FAQ: Beans and Cats

What are the rules of Beans and Cats?

Beans are for cats. Cats are for beans. It's a symbiotic relationship, really. They're not just food and companions, they're co-creators of a cosmic harmony.

Can I have a cat with a bean allergy?

Don't ask us, ask your allergist. We're no experts on allergies. But seriously, have you tried catnip? That's just a cat's way of saying, "Sorry, no beans for me, thanks."

How do I get my cat to eat more beans?

Try wrapping them in catnip. That's right, just roll them up like a burrito and present them with a side of catnip. It's a game-changer. Or, you know, just feed them regular food. But where's the fun in that?

Can I trade my cat for a bean farm?

Sorry, not interested. We're a cat-centric community. Beans are just a means to an end. The end being cats.

How do I contact the Bean and Cat Council?

We're not really a council. It's just a group of cats with a dream. But if you're looking for someone, try the local cat cafe. They might have some leads.

Can I have a cat with a side of beans?

It's not a side of beans, it's a whole bean-filled lifestyle. But sure, we can help you get that started. Just follow us on the cat internet.

How do I join the Bean and Cat Illuminati?

No, we're not an Illuminati. We just really like beans and cats. But if you're looking for a secret society, try the local cat lady's book club. They might be recruiting.

Is there a Bean and Cat subreddit?

Actually, yes. But don't go there. They're all drama and bean-related conspiracy theories. We're more... enlightened.

What's the deal with the cat's bean-filled fur?

We're looking into it. In the meantime, just tell yourself it's just a normal Tuesday for your cat.

Can I get a cat with a bean-based superpower?

No promises. But if you're willing to risk the health and well-being of your cat, we can hook you up with a bean-filled serum. Just don't say we didn't warn you.

Can I get a cat with a bean-themed tattoo?

That's just cruel. But hey, it's art. We're not here to judge.

Can I trade my cat for a bean-based business opportunity?

No, just no. That's not how it works. Unless... unless you're talking about catnip-based essential oils. Now that's a business opportunity.

Is there a bean-based holiday?

Bean-Day. It's a thing. It's on a Tuesday. Just don't tell the cats.

Can I get a cat with a bean-themed bed?

That's a thing of beauty. We can hook you up with a cat bed made from the finest bean-brown leather. Just don't say we didn't warn you about the catnip stains.

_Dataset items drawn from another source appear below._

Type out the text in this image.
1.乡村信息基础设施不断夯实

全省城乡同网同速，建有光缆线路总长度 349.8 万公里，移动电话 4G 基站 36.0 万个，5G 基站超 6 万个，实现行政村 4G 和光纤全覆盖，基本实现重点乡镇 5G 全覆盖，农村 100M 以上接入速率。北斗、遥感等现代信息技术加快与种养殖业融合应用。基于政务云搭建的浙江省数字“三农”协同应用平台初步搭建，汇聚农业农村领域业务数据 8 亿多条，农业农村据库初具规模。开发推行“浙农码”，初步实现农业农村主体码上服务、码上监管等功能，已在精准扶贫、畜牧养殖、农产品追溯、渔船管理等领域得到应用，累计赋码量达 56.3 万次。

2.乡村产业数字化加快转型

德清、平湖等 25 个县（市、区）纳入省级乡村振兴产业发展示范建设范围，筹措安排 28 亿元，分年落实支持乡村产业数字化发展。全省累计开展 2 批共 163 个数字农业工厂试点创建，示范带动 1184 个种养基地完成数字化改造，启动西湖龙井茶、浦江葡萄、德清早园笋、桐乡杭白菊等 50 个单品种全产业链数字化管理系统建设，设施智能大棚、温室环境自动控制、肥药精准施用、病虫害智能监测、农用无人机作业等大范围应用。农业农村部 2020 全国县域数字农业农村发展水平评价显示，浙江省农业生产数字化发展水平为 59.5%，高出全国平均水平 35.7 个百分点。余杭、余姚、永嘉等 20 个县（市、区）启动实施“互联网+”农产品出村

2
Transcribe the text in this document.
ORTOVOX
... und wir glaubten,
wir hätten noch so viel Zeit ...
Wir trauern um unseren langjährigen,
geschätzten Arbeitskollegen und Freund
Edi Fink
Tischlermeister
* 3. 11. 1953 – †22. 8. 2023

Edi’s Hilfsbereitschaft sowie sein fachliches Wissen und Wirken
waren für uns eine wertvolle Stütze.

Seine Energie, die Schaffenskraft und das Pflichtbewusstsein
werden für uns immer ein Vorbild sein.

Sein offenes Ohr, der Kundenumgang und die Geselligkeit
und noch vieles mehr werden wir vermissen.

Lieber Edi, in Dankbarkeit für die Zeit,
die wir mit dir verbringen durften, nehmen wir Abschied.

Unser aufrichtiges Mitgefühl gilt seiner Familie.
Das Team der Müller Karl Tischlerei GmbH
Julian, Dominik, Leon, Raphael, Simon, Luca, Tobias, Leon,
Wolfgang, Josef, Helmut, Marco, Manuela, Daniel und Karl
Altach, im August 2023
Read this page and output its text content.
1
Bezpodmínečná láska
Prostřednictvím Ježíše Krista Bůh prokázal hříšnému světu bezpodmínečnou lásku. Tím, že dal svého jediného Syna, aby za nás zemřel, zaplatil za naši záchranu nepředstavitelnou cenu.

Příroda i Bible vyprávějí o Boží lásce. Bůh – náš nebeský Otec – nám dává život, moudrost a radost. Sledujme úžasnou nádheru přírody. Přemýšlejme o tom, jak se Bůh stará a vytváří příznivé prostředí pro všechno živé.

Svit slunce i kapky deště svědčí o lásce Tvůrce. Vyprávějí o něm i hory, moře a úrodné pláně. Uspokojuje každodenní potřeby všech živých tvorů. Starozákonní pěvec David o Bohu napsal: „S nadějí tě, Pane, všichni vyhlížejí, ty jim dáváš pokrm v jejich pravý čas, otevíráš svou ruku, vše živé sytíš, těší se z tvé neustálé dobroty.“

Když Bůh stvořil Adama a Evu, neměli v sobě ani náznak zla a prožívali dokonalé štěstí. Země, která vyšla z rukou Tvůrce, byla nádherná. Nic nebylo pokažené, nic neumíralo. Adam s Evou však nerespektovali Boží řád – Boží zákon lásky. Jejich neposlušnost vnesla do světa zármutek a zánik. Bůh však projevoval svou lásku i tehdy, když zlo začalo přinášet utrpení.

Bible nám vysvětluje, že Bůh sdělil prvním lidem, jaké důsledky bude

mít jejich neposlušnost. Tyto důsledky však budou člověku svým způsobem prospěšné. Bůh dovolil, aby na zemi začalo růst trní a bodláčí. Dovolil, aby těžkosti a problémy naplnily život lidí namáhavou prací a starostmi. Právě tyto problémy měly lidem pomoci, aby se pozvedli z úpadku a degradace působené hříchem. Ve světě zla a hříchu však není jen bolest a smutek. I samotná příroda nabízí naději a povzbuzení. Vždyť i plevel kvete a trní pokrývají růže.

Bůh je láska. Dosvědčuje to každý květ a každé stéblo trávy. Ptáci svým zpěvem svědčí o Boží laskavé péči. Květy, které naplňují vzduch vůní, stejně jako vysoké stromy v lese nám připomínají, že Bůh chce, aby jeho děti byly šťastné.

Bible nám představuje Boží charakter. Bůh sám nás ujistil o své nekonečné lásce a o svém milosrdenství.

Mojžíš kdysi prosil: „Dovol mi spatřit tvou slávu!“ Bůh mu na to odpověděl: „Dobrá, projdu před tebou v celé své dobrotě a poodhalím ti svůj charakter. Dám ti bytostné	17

Is there a bean-based cat cafe?

Actually, yes. But don't go there. It's just a bunch of cats and beans in a room. You'll go crazy.

Can I get a cat with a bean-themed tattoo?

No promises. But if you're willing to risk the health and well-being of your cat, we can hook you up with a bean-filled tattoo artist. Just don't say we didn't warn you.

Can I get a cat with a bean-based degree?

Actually, yes. We can hook you up with a degree in Bean-Fu. Just don't say we're not a real university.

Can I trade my cat for a bean-based sports car?

No, just no. That's not how it works. Unless... unless you're talking about a bean-powered go-kart. Now that's a trade we can get behind.

Is there a bean-based cat cafe with free beans?

Actually, yes. It's called the "Free Bean Cat Cafe". But don't go there. They're all drama and bean-stealing cats.